Unfortunately, all of this hasn’t resulted in perfect happiness. My health continues to be a serious concern and as I’ve mentioned before, while I’ve been exploring happiness, I’ve simultaneously been battling a nasty bout of bronchitis and am only just avoiding a hospital admission.

Our family also lives under a lot of stress and more often than not, this all boils over and it’s not all happy families, despite the photographs. However, what does perhaps give us a boost is our tenacious perseverance. We don’t give up easily. My husband is up at 6.00 AM every morning to go to work in Sydney no matter what. He did work from home on Friday because I was that crook but that doesn’t happen often. Geoff arrives home around 7.00PM and that’s the beginning of another day. Our kids are also fairly intensive and have some time-consuming medical issues.
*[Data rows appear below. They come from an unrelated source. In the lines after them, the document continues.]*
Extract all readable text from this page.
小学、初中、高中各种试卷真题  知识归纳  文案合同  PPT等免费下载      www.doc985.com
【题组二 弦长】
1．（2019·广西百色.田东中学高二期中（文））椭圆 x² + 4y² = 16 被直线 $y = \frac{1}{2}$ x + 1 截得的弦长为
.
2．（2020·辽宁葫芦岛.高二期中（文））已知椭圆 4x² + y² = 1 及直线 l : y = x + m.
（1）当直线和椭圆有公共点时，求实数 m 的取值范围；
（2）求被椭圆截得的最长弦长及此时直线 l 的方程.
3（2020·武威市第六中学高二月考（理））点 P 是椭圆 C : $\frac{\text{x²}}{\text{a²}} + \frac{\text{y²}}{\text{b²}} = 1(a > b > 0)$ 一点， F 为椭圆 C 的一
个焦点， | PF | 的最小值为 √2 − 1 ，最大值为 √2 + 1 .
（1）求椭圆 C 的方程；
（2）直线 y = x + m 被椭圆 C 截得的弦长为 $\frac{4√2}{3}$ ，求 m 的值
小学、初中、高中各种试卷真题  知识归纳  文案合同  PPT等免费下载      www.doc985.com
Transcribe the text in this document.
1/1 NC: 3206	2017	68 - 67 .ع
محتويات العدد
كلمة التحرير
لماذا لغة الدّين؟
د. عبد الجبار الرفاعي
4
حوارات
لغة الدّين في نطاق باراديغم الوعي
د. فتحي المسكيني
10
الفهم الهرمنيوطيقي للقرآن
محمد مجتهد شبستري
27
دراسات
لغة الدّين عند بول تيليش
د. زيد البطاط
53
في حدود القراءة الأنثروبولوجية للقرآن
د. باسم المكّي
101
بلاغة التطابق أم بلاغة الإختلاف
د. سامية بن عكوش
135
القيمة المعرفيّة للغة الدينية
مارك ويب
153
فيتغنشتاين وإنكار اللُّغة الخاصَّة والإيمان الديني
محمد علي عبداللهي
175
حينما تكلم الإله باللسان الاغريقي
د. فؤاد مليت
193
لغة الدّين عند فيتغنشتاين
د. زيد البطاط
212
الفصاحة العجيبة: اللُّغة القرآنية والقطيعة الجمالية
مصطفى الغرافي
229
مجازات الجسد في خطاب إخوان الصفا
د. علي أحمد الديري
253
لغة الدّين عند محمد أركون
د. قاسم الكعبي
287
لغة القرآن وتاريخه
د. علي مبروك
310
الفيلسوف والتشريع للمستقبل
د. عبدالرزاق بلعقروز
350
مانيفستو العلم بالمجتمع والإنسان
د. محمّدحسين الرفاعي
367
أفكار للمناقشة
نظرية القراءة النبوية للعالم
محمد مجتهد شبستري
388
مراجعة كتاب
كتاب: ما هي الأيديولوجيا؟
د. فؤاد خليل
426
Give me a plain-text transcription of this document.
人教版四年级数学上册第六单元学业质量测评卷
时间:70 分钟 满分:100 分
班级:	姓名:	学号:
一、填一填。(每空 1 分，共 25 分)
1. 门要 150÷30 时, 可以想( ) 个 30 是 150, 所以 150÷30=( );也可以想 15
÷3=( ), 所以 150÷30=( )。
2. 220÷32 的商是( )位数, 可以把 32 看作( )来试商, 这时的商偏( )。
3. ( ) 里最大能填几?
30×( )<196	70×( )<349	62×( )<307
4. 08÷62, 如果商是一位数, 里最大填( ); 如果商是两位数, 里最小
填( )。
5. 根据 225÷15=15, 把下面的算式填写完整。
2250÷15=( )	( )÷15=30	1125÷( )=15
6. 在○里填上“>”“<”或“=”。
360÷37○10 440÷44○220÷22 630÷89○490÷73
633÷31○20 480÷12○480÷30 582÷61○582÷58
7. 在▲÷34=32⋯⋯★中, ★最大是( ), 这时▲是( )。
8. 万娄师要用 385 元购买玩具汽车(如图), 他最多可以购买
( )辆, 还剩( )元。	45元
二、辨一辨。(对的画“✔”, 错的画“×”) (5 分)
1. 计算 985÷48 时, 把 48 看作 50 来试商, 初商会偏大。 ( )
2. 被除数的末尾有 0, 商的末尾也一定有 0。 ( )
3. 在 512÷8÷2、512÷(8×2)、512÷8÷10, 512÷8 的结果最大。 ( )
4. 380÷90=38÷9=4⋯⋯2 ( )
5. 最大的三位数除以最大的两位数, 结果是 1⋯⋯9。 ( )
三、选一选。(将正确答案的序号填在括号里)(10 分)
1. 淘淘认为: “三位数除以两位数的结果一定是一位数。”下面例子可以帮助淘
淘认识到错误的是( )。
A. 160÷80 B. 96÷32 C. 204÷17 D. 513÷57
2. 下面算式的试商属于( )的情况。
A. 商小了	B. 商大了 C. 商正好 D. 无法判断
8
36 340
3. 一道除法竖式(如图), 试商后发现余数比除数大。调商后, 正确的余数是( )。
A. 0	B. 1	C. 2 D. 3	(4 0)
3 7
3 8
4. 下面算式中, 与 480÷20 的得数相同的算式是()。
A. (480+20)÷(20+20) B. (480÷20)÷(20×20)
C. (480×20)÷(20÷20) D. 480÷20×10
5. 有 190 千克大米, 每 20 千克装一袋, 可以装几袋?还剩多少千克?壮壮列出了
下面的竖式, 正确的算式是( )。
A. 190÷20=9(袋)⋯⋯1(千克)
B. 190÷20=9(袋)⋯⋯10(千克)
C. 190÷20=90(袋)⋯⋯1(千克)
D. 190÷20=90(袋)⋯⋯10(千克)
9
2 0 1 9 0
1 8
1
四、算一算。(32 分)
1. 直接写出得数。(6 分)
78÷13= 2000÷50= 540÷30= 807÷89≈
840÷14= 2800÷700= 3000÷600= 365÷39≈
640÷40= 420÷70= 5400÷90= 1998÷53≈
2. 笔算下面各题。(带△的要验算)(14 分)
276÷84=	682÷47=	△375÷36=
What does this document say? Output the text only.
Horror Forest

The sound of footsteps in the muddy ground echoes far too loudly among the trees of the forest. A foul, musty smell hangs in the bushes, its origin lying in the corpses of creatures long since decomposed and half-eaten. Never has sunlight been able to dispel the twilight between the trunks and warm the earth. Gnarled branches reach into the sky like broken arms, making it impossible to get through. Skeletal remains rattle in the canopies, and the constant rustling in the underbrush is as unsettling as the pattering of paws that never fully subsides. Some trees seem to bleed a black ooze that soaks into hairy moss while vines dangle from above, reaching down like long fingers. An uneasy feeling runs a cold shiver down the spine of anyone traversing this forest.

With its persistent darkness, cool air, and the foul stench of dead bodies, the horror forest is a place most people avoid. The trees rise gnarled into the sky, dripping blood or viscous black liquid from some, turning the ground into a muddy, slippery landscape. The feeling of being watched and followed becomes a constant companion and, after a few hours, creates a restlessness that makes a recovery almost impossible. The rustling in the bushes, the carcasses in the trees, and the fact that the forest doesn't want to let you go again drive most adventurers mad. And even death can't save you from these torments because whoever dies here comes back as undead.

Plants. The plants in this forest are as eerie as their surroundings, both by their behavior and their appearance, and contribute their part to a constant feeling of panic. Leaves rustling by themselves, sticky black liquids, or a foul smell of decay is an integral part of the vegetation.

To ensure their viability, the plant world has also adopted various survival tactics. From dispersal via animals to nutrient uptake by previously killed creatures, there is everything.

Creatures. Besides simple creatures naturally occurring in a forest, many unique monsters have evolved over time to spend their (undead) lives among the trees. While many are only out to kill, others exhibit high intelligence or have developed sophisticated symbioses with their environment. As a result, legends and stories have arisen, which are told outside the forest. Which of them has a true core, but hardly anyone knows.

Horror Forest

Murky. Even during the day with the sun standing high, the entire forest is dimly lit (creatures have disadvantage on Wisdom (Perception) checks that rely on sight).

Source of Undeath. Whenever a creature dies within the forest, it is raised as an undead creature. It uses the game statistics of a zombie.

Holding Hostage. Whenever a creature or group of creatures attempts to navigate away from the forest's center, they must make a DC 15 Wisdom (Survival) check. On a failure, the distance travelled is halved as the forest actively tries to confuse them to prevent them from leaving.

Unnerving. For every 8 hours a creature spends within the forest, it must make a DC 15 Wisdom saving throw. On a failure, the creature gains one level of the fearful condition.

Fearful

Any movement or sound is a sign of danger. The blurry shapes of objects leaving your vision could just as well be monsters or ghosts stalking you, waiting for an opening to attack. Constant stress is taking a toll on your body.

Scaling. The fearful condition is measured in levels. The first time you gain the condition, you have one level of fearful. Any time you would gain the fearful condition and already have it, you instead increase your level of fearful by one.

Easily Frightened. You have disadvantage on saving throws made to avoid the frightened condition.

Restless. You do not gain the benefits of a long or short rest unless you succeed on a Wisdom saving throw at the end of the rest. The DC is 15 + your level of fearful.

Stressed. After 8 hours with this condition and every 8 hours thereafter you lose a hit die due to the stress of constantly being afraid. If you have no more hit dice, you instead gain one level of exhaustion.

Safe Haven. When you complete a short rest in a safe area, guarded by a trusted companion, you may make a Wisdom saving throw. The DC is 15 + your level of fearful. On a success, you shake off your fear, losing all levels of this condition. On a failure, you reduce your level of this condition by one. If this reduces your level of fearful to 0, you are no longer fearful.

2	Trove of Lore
So with all this going on, how could we possibly be happy? How could I be happy?

Well, despite how I come across, I’m not happy all the time but I am optimistic. Moreover, after all I’ve been through, I feel like I’ve been living on borrowed time for quite awhile and I am incredibly thankful. I consider myself very lucky. I carpe diem seize the day, which doesn’t just mean living for myself and our family but also being active in our community. I do the publicity for the kids school and can be seen running around at events taking photos, even when I’m not particularly well. I do the same for there Scout troop.

So, once again, I haven’t manged to answer this question in a nutshell but I think I’m getting close.

I hope some of these thought might also help you further along your journey towards happiness, contentment and along with it that sense of peace. It’s not about having all your ducks lined up and having the perfect life, but somehow seeing beyond all that to something for less tangible. Something you might not be able to see and touch but you know it when you feel it in your heart.